Studenten-Notebook unter 800 Euro: Asus A6U im Test (Update)

Wertige Verarbeitung

Selbst Notebooks für ein Vielfaches des A6U-Anschaffungspreises hat das günstige Einstiegsmodell etwas Entscheidendes voraus - ein spiegelfreies Display. Das schont nicht bloß den Geldbeutel, sondern auch die Sehorgane. Denn in diesem Fall kann es dem Zuschauer weitgehend gleichgültig sein, in welchem Winkel die Sonne gerade scheint oder die Zimmerbeleuchtung eingeschaltet ist.

Abstriche müssen allerdings bei Helligkeit und Blickwinkelabhängigkeit gemacht werden. Zum einen sind die Helligkeitsreserven im Normalfall zwar völlig ausreichend, doch leider mangelt es an Spielraum nach oben. Zum anderen wird das Bild schnell heller oder dunkler, sobald die Sicht vom Idealwinkel abweicht. Das kann auch bereits beim Ändern der Display-Neigung passieren. Hinzu gesellt sich je nach den gerade herrschenden Lichtverhältnissen noch ein stumpfer Glanz auf dem Bildschirm.

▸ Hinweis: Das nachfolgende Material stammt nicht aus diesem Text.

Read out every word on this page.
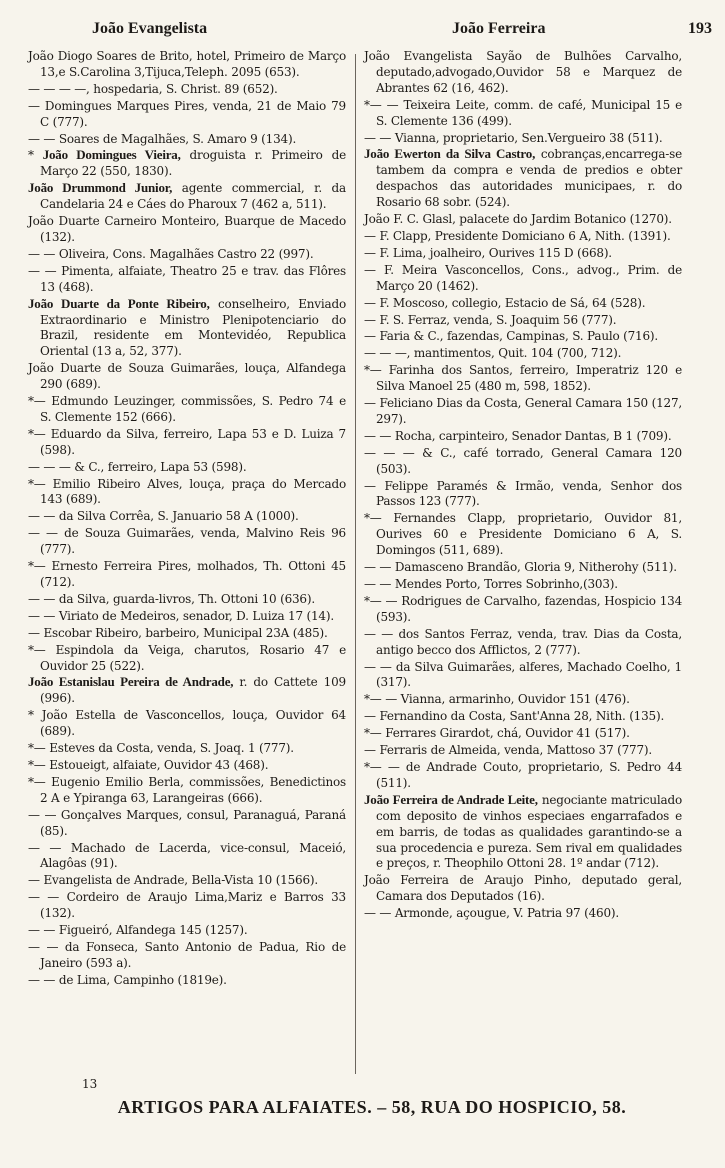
João Evangelista	João Ferreira	193

João Diogo Soares de Brito, hotel, Primeiro de Março 13,e S.Carolina 3,Tijuca,Teleph. 2095 (653).

— — — —, hospedaria, S. Christ. 89 (652).

— Domingues Marques Pires, venda, 21 de Maio 79 C (777).

— — Soares de Magalhães, S. Amaro 9 (134).

* João Domingues Vieira, droguista r. Primeiro de Março 22 (550, 1830).

João Drummond Junior, agente commercial, r. da Candelaria 24 e Cáes do Pharoux 7 (462 a, 511).

João Duarte Carneiro Monteiro, Buarque de Macedo (132).

— — Oliveira, Cons. Magalhães Castro 22 (997).

— — Pimenta, alfaiate, Theatro 25 e trav. das Flôres 13 (468).

João Duarte da Ponte Ribeiro, conselheiro, Enviado Extraordinario e Ministro Plenipotenciario do Brazil, residente em Montevidéo, Republica Oriental (13 a, 52, 377).

João Duarte de Souza Guimarães, louça, Alfandega 290 (689).

*— Edmundo Leuzinger, commissões, S. Pedro 74 e S. Clemente 152 (666).

*— Eduardo da Silva, ferreiro, Lapa 53 e D. Luiza 7 (598).

— — — & C., ferreiro, Lapa 53 (598).

*— Emilio Ribeiro Alves, louça, praça do Mercado 143 (689).

— — da Silva Corrêa, S. Januario 58 A (1000).

— — de Souza Guimarães, venda, Malvino Reis 96 (777).

*— Ernesto Ferreira Pires, molhados, Th. Ottoni 45 (712).

— — da Silva, guarda-livros, Th. Ottoni 10 (636).

— — Viriato de Medeiros, senador, D. Luiza 17 (14).

— Escobar Ribeiro, barbeiro, Municipal 23A (485).

*— Espindola da Veiga, charutos, Rosario 47 e Ouvidor 25 (522).

João Estanislau Pereira de Andrade, r. do Cattete 109 (996).

* João Estella de Vasconcellos, louça, Ouvidor 64 (689).

*— Esteves da Costa, venda, S. Joaq. 1 (777).

*— Estoueigt, alfaiate, Ouvidor 43 (468).

*— Eugenio Emilio Berla, commissões, Benedictinos 2 A e Ypiranga 63, Larangeiras (666).

— — Gonçalves Marques, consul, Paranaguá, Paraná (85).

— — Machado de Lacerda, vice-consul, Maceió, Alagôas (91).

— Evangelista de Andrade, Bella-Vista 10 (1566).

— — Cordeiro de Araujo Lima,Mariz e Barros 33 (132).

— — Figueiró, Alfandega 145 (1257).

— — da Fonseca, Santo Antonio de Padua, Rio de Janeiro (593 a).

— — de Lima, Campinho (1819e).

João Evangelista Sayão de Bulhões Carvalho, deputado,advogado,Ouvidor 58 e Marquez de Abrantes 62 (16, 462).

*— — Teixeira Leite, comm. de café, Municipal 15 e S. Clemente 136 (499).

— — Vianna, proprietario, Sen.Vergueiro 38 (511).

João Ewerton da Silva Castro, cobranças,encarrega-se tambem da compra e venda de predios e obter despachos das autoridades municipaes, r. do Rosario 68 sobr. (524).

João F. C. Glasl, palacete do Jardim Botanico (1270).

— F. Clapp, Presidente Domiciano 6 A, Nith. (1391).

— F. Lima, joalheiro, Ourives 115 D (668).

— F. Meira Vasconcellos, Cons., advog., Prim. de Março 20 (1462).

— F. Moscoso, collegio, Estacio de Sá, 64 (528).

— F. S. Ferraz, venda, S. Joaquim 56 (777).

— Faria & C., fazendas, Campinas, S. Paulo (716).

— — —, mantimentos, Quit. 104 (700, 712).

*— Farinha dos Santos, ferreiro, Imperatriz 120 e Silva Manoel 25 (480 m, 598, 1852).

— Feliciano Dias da Costa, General Camara 150 (127, 297).

— — Rocha, carpinteiro, Senador Dantas, B 1 (709).

— — — & C., café torrado, General Camara 120 (503).

— Felippe Paramés & Irmão, venda, Senhor dos Passos 123 (777).

*— Fernandes Clapp, proprietario, Ouvidor 81, Ourives 60 e Presidente Domiciano 6 A, S. Domingos (511, 689).

— — Damasceno Brandão, Gloria 9, Nitherohy (511).

— — Mendes Porto, Torres Sobrinho,(303).

*— — Rodrigues de Carvalho, fazendas, Hospicio 134 (593).

— — dos Santos Ferraz, venda, trav. Dias da Costa, antigo becco dos Afflictos, 2 (777).

— — da Silva Guimarães, alferes, Machado Coelho, 1 (317).

*— — Vianna, armarinho, Ouvidor 151 (476).

— Fernandino da Costa, Sant'Anna 28, Nith. (135).

*— Ferrares Girardot, chá, Ouvidor 41 (517).

— Ferraris de Almeida, venda, Mattoso 37 (777).

*— — de Andrade Couto, proprietario, S. Pedro 44 (511).

João Ferreira de Andrade Leite, negociante matriculado com deposito de vinhos especiaes engarrafados e em barris, de todas as qualidades garantindo-se a sua procedencia e pureza. Sem rival em qualidades e preços, r. Theophilo Ottoni 28. 1º andar (712).

João Ferreira de Araujo Pinho, deputado geral, Camara dos Deputados (16).

— — Armonde, açougue, V. Patria 97 (460).

13
ARTIGOS PARA ALFAIATES. – 58, RUA DO HOSPICIO, 58.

Solange nur eine Person zusieht, lassen sich diese Effekte aber noch verschmerzen. Die gute Schärfe und Lesbarkeit des Displays überzeugt, was besonders beim Schreiben oder Internetsurfen entscheidend ist. Dennoch ist deutlich zu erkennen, wo Asus seine Sparmaßnahmen angesetzt hat. Einerseits sind die Farben etwas schwach auf der Brust, andererseits hat das Display am unteren Rand mit starken Ausleuchtungsproblemen zu kämpfen. Schwarz wirkt mehr wie ein tiefdunkles Grau und Weiß sichtbar angegraut.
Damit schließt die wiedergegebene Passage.